La jeune femme ramena contre elle ses deux genoux qu’elle prit dans ses bras, et, tandis qu’un pâle sourire effleurait ses lèvres:

– Oui, je le vois, dit-elle. Oui, je le vois, et cependant, cependant, ajouta-t elle avec un soupir, il y a quelque chose que tu aimes plus que Lorenza.

– Et quoi donc? demanda Balsamo en tressaillant.

– Ton rêve.

– Dis mon œuvre.

– Ton ambition.

– Dis ma gloire.

– Oh! mon Dieu! mon Dieu!

Le cœur de la jeune femme s’oppressa, des larmes silencieuses coulèrent à travers ses paupières fermées.

– Que vois-tu donc? demanda Balsamo, étonné de cette effrayante lucidité qui parfois l’épouvantait lui-même.

– Oh! je vois des ténèbres parmi lesquelles glissent des fantômes; il y en a qui tiennent à la main leurs têtes couronnées, et toi, toi, tu es au milieu de tout cela, comme un général au milieu de la mêlée. Il me semble que tu as les pouvoirs de Dieu, tu commandes, et l’on obéit.

– Eh bien, dit Balsamo avec joie, cela ne te rend pas fière de moi?

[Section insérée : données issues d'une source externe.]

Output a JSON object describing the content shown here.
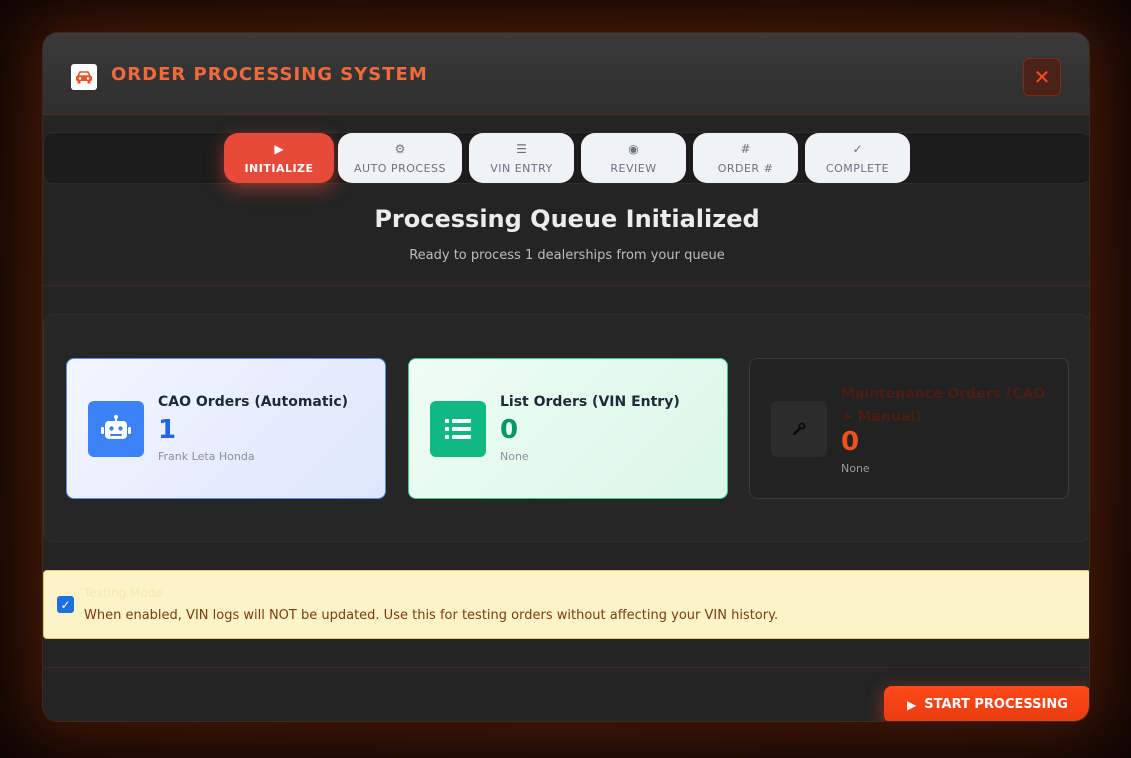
{
  "header": {
    "title": "ORDER PROCESSING SYSTEM",
    "logo_icon": "car-icon",
    "close_label": "✕"
  },
  "steps": [
    {
      "label": "INITIALIZE",
      "icon": "play-icon",
      "glyph": "▶",
      "active": true
    },
    {
      "label": "AUTO PROCESS",
      "icon": "robot-icon",
      "glyph": "⚙",
      "active": false
    },
    {
      "label": "VIN ENTRY",
      "icon": "list-icon",
      "glyph": "☰",
      "active": false
    },
    {
      "label": "REVIEW",
      "icon": "eye-icon",
      "glyph": "◉",
      "active": false
    },
    {
      "label": "ORDER #",
      "icon": "hash-icon",
      "glyph": "#",
      "active": false
    },
    {
      "label": "COMPLETE",
      "icon": "check-icon",
      "glyph": "✓",
      "active": false
    }
  ],
  "main": {
    "title": "Processing Queue Initialized",
    "subtitle": "Ready to process 1 dealerships from your queue"
  },
  "cards": {
    "cao": {
      "title": "CAO Orders (Automatic)",
      "count": "1",
      "note": "Frank Leta Honda",
      "icon": "robot-icon",
      "color": "#3b82f6"
    },
    "list": {
      "title": "List Orders (VIN Entry)",
      "count": "0",
      "note": "None",
      "icon": "list-icon",
      "color": "#10b981"
    },
    "maintenance": {
      "title": "Maintenance Orders (CAO + Manual)",
      "count": "0",
      "note": "None",
      "icon": "wrench-icon",
      "color": "#f0501e"
    }
  },
  "testing": {
    "label": "Testing Mode",
    "checked": true,
    "description": "When enabled, VIN logs will NOT be updated. Use this for testing orders without affecting your VIN history."
  },
  "footer": {
    "start_label": "START PROCESSING"
  },
  "colors": {
    "accent": "#f06a3c",
    "primary_button": "#ff4a1a",
    "active_step": "#e84a3a"
  }
}
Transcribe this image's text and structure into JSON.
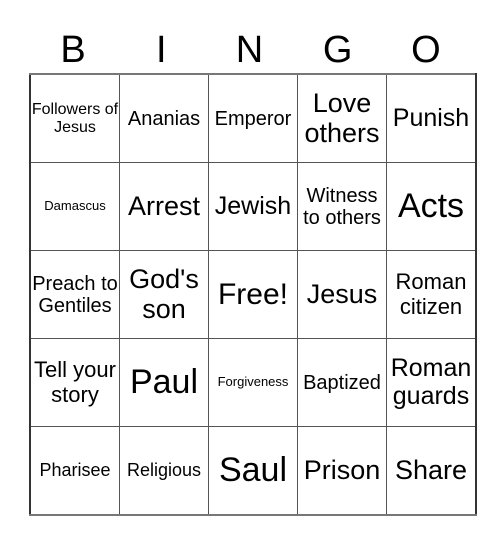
{
  "header": {
    "letters": [
      "B",
      "I",
      "N",
      "G",
      "O"
    ]
  },
  "card": {
    "rows": [
      [
        "Followers of Jesus",
        "Ananias",
        "Emperor",
        "Love others",
        "Punish"
      ],
      [
        "Damascus",
        "Arrest",
        "Jewish",
        "Witness to others",
        "Acts"
      ],
      [
        "Preach to Gentiles",
        "God's son",
        "Free!",
        "Jesus",
        "Roman citizen"
      ],
      [
        "Tell your story",
        "Paul",
        "Forgiveness",
        "Baptized",
        "Roman guards"
      ],
      [
        "Pharisee",
        "Religious",
        "Saul",
        "Prison",
        "Share"
      ]
    ],
    "free_space": "Free!"
  }
}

– Oh! tu es assez bon pour ne pas être grand. D’ailleurs, je me cherche dans tout ce monde qui t’entoure, et je ne me vois pas. Oh! je n’y serai plus… Je n’y serai plus, murmura-t-elle tristement.

– Et où seras-tu?

– Je serai morte.

Balsamo frissonna.

– Toi morte, ma Lorenza? s’écria-t-il. Non, non, nous vivrons ensemble et pour nous aimer.

– Tu ne m’aimes pas.

– Oh! si fait.

– Pas assez, du moins, pas assez! s’écria-t-elle en saisissant de ses deux bras la tête de Joseph. Pas assez, ajouta-t-elle en appuyant sur son front des lèvres ardentes qui multipliaient leurs caresses.

– Que me reproches-tu?

– Ta froideur. Vois, tu te recules. Est-ce que je te brûle avec mes lèvres, que tu fuis devant mes baisers? Oh! rends-moi ma tranquillité de jeune fille, mon couvent de Subiaco, les nuits de ma cellule solitaire. Rends-moi les baisers que tu m’envoyais sur l’aile des brises mystérieuses, et que, dans mon sommeil, je voyais venir à moi comme des sylphes aux ailes d’or, et qui fondaient mon âme dans les délices.

– Lorenza! Lorenza!

– Oh! ne me fuis pas, Balsamo, ne me fuis pas, je t’en supplie; donne-moi ta main, que je la presse, tes yeux, que je les embrasse; je suis ta femme, enfin!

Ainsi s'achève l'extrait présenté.